Vignette for the popular stringr functions from the Tidyverse packages.
The stringr library provides a suite of commonly used string manipulation functions to assist in data cleaning and data preparation tasks.
The 8 most popular stringr verbs:
The stringr functions require a vector of strings as the first argument.
Load the Tidyverse package.
library(tidyverse)
Read in a CSV file from the web site fivethirtyeight Github repository and convert to an R dataframe. The CSV file contains tweets determined to be sent by Russian trolls. For examining the use cases of the stringr library, this exercise focuses on non-structured sentences from the tweets. The input file is subset to the first 10 tweets, which are displayed below.

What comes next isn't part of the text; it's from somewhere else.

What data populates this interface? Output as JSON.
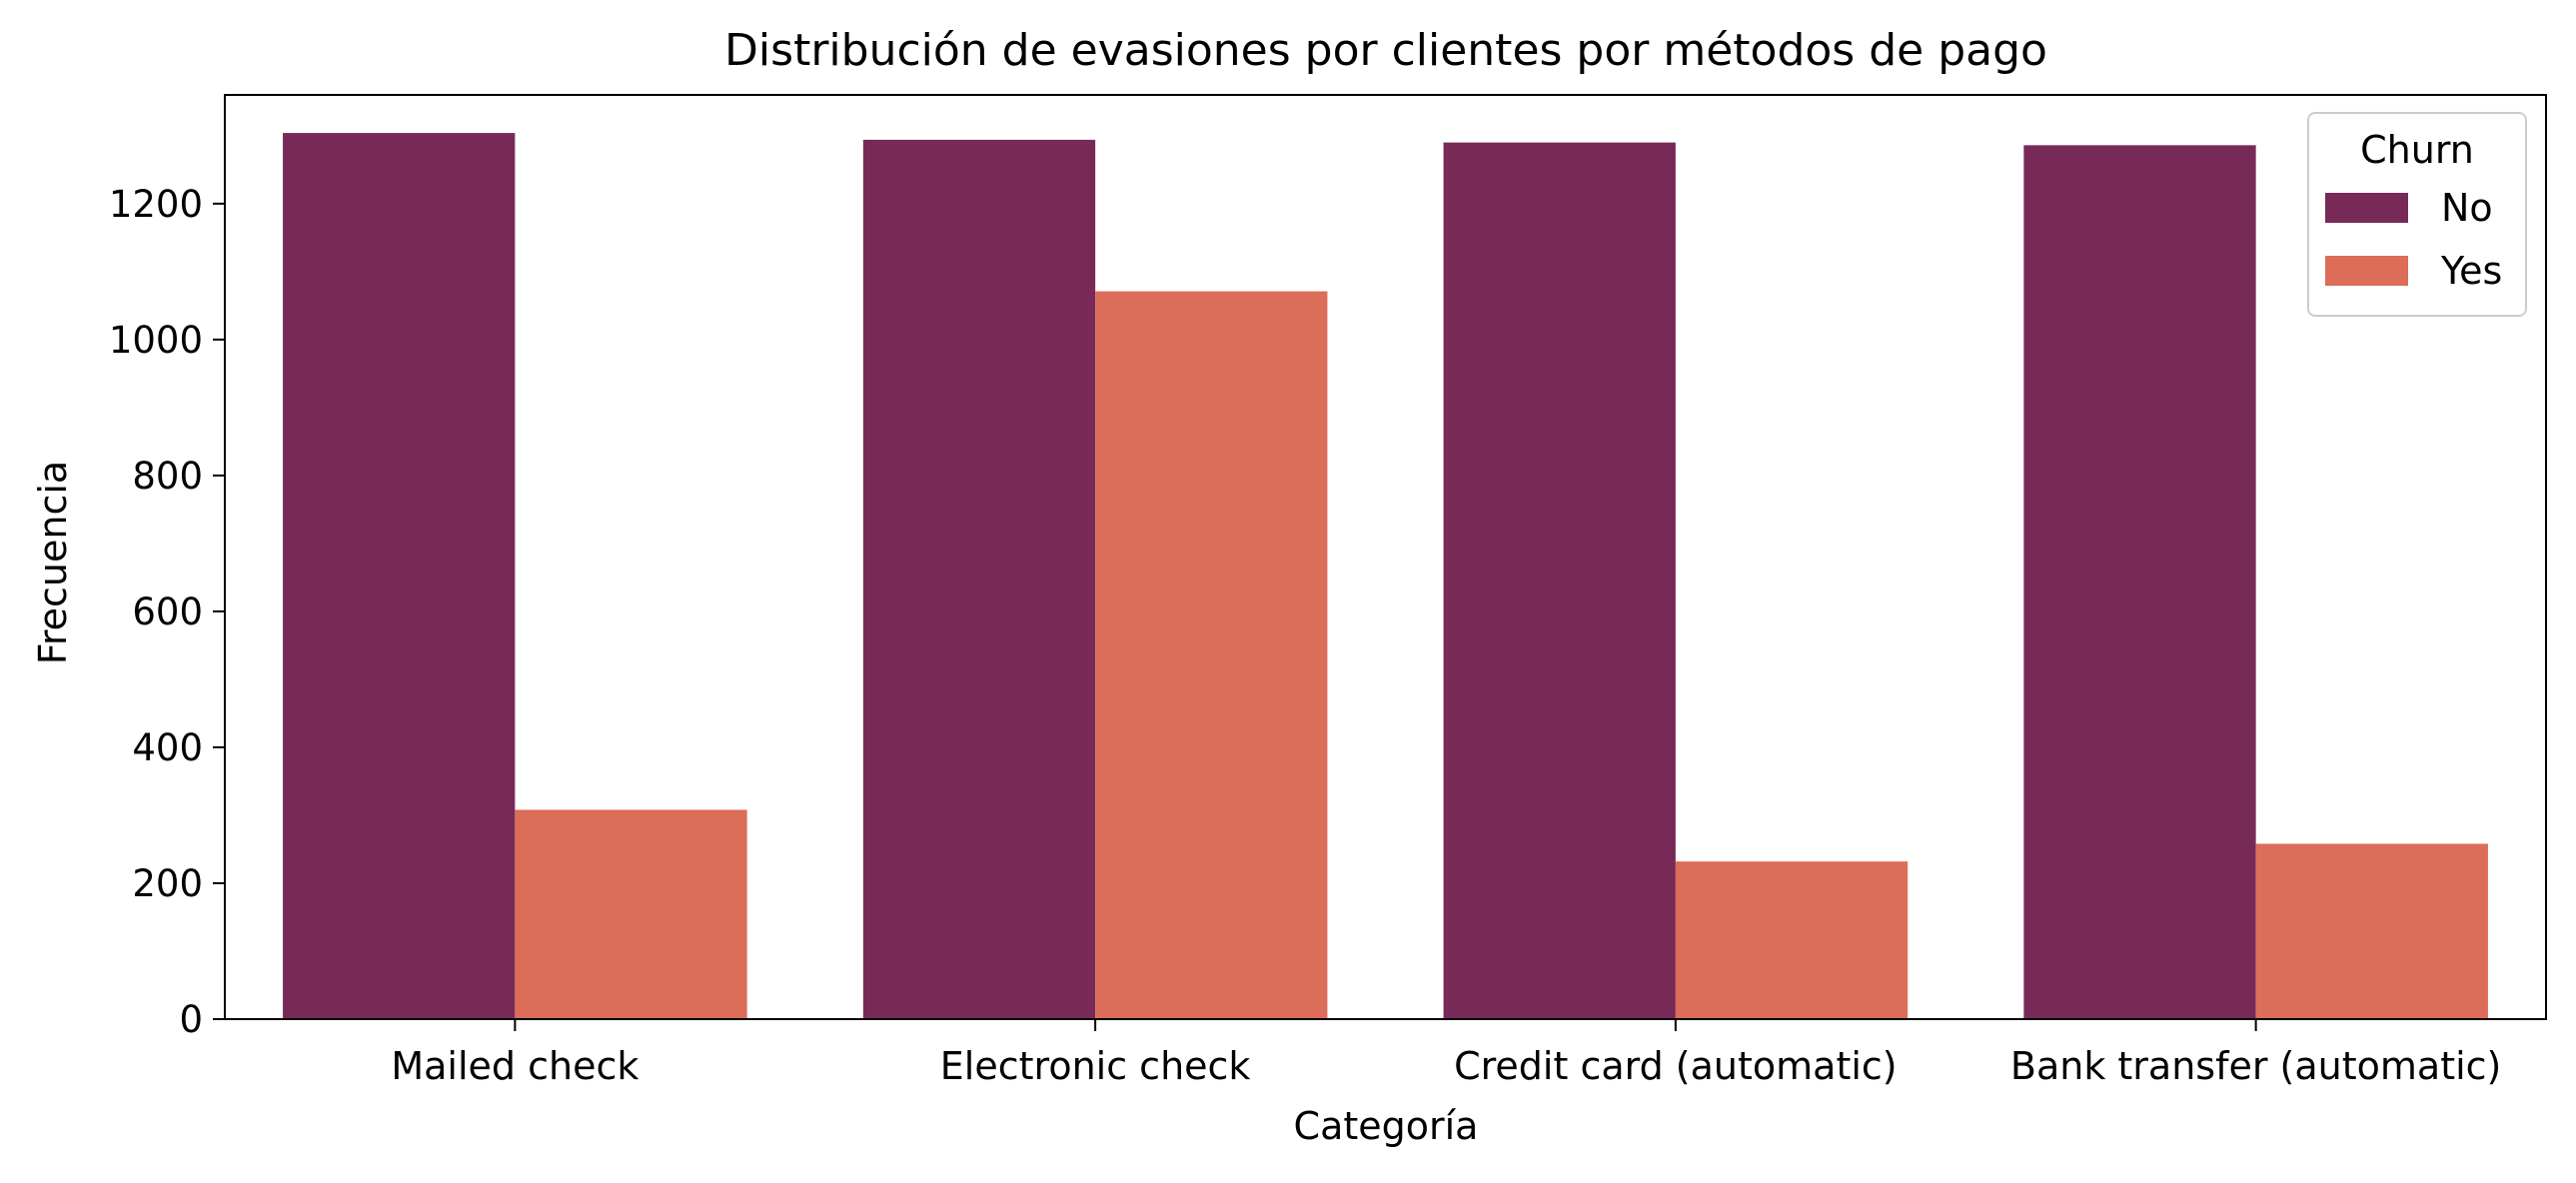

# Read CSV from fivethirtyeight.com
data <- read_csv("https://raw.githubusercontent.com/fivethirtyeight/russian-troll-tweets/master/IRAhandle_tweets_1.csv")
head(data)
## # A tibble: 6 x 21
## external_author~ author content region language publish_date harvested_date
## <dbl> <chr> <chr> <chr> <chr> <chr> <chr>
## 1 9.06e17 10_GOP "\"We ~ Unkno~ English 10/1/2017 1~ 10/1/2017 19:~
## 2 9.06e17 10_GOP "Marsh~ Unkno~ English 10/1/2017 2~ 10/1/2017 22:~
## 3 9.06e17 10_GOP "Daugh~ Unkno~ English 10/1/2017 2~ 10/1/2017 22:~
## 4 9.06e17 10_GOP "JUST ~ Unkno~ English 10/1/2017 2~ 10/1/2017 23:~
## 5 9.06e17 10_GOP "19,00~ Unkno~ English 10/1/2017 2~ 10/1/2017 2:13
## 6 9.06e17 10_GOP "Dan B~ Unkno~ English 10/1/2017 2~ 10/1/2017 2:47
## # ... with 14 more variables: following <dbl>, followers <dbl>, updates <dbl>,
## # post_type <chr>, account_type <chr>, retweet <dbl>, account_category <chr>,
## # new_june_2018 <dbl>, alt_external_id <dbl>, tweet_id <dbl>,
## # article_url <chr>, tco1_step1 <chr>, tco2_step1 <chr>, tco3_step1 <lgl>
tweets <- data[1:10,1:6]
df <- as.data.frame(tweets)
# Output the content column as this will be the string data used for stringr functions
df$content
## [1] "\"We have a sitting Democrat US Senator on trial for corruption and you've barely heard a peep from the mainstream media.\" ~ @nedryun https://t.co/gh6g0D1oiC"
## [2] "Marshawn Lynch arrives to game in anti-Trump shirt. Judging by his sagging pants the shirt should say Lynch vs. belt https://t.co/mLH1i30LZZ"
## [3] "Daughter of fallen Navy Sailor delivers powerful monologue on anthem protests, burns her NFL packers gear. #BoycottNFL https://t.co/qDlFBGMeag"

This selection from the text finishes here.